HOPE volunteers hand out food once a week to qualifying students. The bags they take home are filled by students from the supported employment classes with a weekend’s worth of meals and snacks. There is pasta, soup, sauce and breakfast food, shown off eagerly by Ryan and colleague Betty Brown, job coach.

Ryan fetches a clipboard from her desk to show how she logs food giveaways on a spreadsheet with the names of students.

The names of the students who receive the food come from the school’s social worker. Ryan herself calls the families to see if the parents would be willing to accept the weekly food.

The HOPE committee then expanded to clothes, eventually creating a full boutique. It is open once a month on a Saturday morning, by invitation to students who receive free and reduced lunch. Invitations are mailed to student’s homes.

“If you don’t feel good about yourself, you won’t go to school,” said Ryan. Clothes make a huge difference.

Primarily people who live in the Glens Falls area donate the clothes, and there are many name brand, hot-ticket items to be had, along with other practical, stylish, needed attire.

“The very, very first boutique we had was May 2015. We had five students. In December 2016 we had 178,” said Ryan proudly. “This year, total by the end of May, we served 500 people.”

At the holidays, volunteer educators wrap gifts that families choose for each other at the store.
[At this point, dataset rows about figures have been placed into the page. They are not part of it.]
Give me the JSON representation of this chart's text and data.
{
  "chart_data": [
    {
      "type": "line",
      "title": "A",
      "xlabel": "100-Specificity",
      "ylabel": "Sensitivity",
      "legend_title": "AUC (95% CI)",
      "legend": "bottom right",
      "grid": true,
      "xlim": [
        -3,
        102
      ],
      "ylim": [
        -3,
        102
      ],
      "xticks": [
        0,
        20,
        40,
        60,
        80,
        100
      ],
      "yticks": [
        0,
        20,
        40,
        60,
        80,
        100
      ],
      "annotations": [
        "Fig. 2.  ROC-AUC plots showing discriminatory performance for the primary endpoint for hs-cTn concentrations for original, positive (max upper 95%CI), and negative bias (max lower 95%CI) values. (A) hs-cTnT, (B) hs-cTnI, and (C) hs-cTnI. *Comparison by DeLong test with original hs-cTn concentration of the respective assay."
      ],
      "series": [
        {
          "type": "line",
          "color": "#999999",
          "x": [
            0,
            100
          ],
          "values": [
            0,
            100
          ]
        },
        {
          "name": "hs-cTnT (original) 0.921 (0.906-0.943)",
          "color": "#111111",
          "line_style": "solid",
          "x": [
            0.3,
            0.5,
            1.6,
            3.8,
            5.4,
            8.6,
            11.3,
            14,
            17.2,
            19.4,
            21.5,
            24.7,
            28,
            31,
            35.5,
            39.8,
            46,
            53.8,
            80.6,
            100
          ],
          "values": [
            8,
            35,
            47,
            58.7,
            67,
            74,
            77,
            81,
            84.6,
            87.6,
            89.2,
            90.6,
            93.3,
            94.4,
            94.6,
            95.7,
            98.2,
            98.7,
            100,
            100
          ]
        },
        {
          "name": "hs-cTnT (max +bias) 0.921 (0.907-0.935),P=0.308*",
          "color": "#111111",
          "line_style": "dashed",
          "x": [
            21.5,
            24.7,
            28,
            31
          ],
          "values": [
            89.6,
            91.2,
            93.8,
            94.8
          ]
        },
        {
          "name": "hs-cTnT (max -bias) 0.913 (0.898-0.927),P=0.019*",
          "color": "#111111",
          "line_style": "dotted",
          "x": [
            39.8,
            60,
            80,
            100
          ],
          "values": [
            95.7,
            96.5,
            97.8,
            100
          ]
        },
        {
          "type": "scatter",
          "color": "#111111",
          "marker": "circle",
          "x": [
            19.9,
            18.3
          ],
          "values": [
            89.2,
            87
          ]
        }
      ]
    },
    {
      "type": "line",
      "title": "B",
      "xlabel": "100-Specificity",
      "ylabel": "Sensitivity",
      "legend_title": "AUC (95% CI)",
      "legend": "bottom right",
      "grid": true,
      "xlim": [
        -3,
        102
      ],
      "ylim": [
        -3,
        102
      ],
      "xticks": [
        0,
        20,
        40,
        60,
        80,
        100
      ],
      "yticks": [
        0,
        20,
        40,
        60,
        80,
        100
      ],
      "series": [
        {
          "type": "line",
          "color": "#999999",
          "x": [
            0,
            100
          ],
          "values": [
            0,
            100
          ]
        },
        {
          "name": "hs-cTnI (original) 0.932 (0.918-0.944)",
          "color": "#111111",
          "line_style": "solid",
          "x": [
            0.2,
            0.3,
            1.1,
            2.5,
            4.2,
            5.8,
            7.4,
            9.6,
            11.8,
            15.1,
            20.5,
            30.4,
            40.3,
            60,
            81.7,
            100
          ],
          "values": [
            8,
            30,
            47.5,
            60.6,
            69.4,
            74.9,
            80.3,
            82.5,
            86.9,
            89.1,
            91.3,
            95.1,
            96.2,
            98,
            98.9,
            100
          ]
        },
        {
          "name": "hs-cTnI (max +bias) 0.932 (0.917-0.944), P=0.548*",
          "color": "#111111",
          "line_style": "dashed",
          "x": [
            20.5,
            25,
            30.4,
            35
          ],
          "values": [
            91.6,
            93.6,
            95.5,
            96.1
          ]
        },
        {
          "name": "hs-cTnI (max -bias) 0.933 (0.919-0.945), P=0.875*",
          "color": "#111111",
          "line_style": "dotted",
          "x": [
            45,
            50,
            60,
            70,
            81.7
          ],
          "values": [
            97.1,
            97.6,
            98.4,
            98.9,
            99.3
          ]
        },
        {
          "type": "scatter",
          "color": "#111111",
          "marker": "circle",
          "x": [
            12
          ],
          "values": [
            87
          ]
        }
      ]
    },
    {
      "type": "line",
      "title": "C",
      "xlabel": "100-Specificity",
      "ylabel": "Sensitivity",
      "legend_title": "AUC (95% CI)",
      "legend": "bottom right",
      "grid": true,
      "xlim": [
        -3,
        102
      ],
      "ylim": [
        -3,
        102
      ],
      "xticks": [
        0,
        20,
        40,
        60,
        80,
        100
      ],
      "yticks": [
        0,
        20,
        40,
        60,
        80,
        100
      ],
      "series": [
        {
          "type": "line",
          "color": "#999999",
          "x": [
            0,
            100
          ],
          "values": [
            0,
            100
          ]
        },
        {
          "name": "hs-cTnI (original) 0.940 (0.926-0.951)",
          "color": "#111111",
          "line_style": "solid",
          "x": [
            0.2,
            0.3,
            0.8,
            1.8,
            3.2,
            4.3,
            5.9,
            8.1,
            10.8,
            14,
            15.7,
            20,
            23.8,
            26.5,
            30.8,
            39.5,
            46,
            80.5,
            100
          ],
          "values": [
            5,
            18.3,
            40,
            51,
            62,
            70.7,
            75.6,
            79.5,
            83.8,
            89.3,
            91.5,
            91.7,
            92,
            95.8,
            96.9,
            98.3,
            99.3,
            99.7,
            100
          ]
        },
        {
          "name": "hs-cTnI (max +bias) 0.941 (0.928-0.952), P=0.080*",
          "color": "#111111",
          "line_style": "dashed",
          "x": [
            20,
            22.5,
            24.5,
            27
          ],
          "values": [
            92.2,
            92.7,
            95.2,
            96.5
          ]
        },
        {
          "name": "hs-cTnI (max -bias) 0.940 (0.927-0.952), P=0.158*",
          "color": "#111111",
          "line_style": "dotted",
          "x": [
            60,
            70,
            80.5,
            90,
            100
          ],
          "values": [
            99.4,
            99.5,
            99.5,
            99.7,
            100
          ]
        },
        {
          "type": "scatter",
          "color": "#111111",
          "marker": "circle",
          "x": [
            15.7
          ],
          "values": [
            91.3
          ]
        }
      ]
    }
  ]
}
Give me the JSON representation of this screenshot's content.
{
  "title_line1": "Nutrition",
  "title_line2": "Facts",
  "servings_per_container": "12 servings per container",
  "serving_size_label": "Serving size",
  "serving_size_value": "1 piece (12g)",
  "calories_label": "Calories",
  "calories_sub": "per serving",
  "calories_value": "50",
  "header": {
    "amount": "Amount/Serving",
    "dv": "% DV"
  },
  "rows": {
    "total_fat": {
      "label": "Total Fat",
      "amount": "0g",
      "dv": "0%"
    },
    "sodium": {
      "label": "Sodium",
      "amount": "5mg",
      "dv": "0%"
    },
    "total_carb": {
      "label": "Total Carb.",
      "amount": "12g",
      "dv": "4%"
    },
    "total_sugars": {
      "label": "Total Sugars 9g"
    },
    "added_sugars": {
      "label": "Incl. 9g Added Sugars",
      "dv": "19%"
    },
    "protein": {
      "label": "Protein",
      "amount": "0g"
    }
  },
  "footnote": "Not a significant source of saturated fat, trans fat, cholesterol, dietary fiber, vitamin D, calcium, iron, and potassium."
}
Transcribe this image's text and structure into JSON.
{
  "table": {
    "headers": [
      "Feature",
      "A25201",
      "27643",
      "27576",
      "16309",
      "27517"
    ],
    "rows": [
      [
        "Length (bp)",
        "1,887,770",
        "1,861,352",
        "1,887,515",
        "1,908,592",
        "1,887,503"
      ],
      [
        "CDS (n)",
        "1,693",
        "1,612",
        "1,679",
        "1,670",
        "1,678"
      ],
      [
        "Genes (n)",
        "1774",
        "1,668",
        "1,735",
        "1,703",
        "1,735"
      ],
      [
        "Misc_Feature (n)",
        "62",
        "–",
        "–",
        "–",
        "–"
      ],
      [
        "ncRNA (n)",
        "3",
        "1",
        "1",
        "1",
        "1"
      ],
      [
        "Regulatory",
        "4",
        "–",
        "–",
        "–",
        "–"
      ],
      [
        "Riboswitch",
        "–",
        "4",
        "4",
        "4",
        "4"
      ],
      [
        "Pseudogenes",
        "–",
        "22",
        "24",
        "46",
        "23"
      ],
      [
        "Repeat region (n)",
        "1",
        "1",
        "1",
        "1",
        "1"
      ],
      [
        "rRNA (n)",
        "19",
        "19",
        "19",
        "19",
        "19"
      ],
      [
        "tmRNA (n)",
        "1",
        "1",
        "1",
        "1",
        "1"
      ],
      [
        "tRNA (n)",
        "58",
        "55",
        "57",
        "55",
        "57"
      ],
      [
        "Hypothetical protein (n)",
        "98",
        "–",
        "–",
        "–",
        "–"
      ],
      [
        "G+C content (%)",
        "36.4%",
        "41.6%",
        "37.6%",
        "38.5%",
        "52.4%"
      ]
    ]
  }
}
Students and their families are invited to pick out clothing; Ryan said, through these interactions, many of the parents have come to get to know the teachers who volunteer for the boutique one Saturday a month during the school year.

“We’re building trust, which is what we hoped,” Ryan said, noting the project is strengthening relationships between the community and the school; between families and teachers.

In August, the boutique opens again, featuring back-to-school supplies, many that are reclaimed from items left in lockers in June.

Ryan said it initially took a lot of pushing to get the administration on board with the program, before it was conceptualized. But, now that they have seen the success, she said administrators are overwhelmed.

She said the high school has been identified by the State Education Department as a district in need, and that, when state officials came to visit the school, “the first thing the principal showed them was the boutique.”

A veteran teacher who is in the shadow of retirement, Ryan said: “This is just the pinnacle of everything. I felt, ‘This is what you’re supposed to do.’”

Other committee members are Donna Schoelermann, special education teacher; Kari Benway, special ed teacher; Krista Field, special ed teacher; Erin Wever, English teacher; John Woodell-Freire, school counselor; Kathy Cerny, high school social worker; Carol Hobbs, middle school social worker; Peter Taylor, art teacher; Christal Walton, special ed teacher; Kelsey Crosby, middle school teacher; and Betty Brown, job coach.